The provider groups that we contract with are also required to achieve and maintain compliance with applicable
federal and state laws and regulations. The inability of a provider group to pass compliance audits or otherwise maintain
compliance with applicable laws and regulations may cause us to terminate a contract with a provider or assume
responsibility for the noncompliant functions, such as claims payment or utilization management. Furthermore,
violations of, or noncompliance with, applicable laws and/or regulations or contract terms by providers who perform
delegated functions for us could increase our exposure to liability to our members or sanctions and/or fines from the
regulators that oversee our business, among other things.

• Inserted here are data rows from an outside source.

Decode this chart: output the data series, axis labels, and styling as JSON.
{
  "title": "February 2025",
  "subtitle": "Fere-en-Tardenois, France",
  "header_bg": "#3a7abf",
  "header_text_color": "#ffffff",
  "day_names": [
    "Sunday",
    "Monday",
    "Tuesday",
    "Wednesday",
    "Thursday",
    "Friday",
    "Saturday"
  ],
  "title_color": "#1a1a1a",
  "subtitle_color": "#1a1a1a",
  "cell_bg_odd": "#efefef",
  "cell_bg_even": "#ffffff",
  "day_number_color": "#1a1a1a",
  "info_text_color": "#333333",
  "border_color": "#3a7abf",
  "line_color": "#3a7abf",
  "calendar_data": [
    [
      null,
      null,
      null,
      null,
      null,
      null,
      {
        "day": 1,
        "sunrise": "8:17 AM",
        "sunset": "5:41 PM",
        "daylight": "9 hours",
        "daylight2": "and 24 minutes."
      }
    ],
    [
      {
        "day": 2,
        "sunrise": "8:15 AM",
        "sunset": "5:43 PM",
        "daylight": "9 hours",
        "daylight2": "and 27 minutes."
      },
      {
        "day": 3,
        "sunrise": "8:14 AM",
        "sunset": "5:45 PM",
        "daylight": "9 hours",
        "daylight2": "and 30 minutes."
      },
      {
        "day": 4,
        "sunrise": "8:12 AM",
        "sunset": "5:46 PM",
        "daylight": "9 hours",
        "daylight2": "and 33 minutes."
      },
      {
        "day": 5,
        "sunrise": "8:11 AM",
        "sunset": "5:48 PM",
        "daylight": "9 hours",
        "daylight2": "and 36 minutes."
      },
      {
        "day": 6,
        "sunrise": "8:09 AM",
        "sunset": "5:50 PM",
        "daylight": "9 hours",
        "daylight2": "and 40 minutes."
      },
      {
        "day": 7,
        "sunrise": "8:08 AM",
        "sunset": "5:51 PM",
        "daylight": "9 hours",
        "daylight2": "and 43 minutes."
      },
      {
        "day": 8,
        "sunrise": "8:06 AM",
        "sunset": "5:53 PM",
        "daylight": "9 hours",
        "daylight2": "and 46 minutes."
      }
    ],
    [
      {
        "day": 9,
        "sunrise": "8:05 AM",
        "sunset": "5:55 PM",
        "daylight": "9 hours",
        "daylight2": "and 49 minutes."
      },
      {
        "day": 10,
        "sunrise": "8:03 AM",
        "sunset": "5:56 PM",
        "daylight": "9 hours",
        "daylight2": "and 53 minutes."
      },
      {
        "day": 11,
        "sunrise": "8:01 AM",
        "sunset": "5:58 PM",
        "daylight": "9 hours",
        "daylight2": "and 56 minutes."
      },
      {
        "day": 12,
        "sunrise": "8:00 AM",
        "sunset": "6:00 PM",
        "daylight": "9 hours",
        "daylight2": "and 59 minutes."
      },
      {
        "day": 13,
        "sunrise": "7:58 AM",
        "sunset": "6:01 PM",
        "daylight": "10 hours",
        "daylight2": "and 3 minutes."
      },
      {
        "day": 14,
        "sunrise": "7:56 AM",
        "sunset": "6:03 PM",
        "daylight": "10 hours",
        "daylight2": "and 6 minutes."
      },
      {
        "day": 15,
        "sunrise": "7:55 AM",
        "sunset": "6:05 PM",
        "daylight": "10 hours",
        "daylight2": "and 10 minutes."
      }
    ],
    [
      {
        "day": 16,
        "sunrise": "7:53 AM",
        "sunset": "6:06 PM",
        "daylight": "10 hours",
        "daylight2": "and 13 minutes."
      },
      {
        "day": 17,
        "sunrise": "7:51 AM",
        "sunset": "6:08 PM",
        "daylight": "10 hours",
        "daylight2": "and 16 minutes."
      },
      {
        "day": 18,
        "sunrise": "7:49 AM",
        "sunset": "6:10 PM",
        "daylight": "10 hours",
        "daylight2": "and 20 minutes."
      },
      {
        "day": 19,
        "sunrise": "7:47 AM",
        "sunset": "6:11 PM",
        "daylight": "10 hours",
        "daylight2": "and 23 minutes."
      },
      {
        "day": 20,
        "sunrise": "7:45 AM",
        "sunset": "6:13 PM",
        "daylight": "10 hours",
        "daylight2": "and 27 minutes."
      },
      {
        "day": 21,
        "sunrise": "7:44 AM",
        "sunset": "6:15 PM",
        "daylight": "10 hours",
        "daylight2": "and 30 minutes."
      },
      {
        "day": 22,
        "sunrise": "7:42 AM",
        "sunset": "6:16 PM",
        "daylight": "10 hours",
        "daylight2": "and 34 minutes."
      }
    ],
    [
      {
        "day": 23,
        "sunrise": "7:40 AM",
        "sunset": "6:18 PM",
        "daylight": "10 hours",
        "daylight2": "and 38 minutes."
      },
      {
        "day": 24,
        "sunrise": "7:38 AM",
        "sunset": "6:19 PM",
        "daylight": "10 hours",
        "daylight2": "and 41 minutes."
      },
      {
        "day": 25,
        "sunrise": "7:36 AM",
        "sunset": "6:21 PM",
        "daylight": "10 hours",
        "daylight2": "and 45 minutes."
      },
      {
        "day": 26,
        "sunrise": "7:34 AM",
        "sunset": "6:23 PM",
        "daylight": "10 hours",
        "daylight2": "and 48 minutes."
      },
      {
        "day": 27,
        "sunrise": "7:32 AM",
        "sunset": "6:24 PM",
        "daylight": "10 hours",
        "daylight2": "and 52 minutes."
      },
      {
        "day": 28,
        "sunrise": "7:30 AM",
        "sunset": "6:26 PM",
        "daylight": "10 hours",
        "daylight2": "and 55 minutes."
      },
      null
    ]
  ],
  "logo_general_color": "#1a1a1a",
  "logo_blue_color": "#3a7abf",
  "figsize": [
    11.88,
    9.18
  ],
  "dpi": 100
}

If we fail to adequately monitor and regulate the performance
of these delegated entities, we could be subject to additional risk. For additional information, see “—We are subject to
risks associated with outsourcing services and functions to third parties.”
Some providers that render services to our members and insureds who have coverage for out-of-network
services, or who obtain out-of-network emergency services, are not contracted with our plans and insurance companies.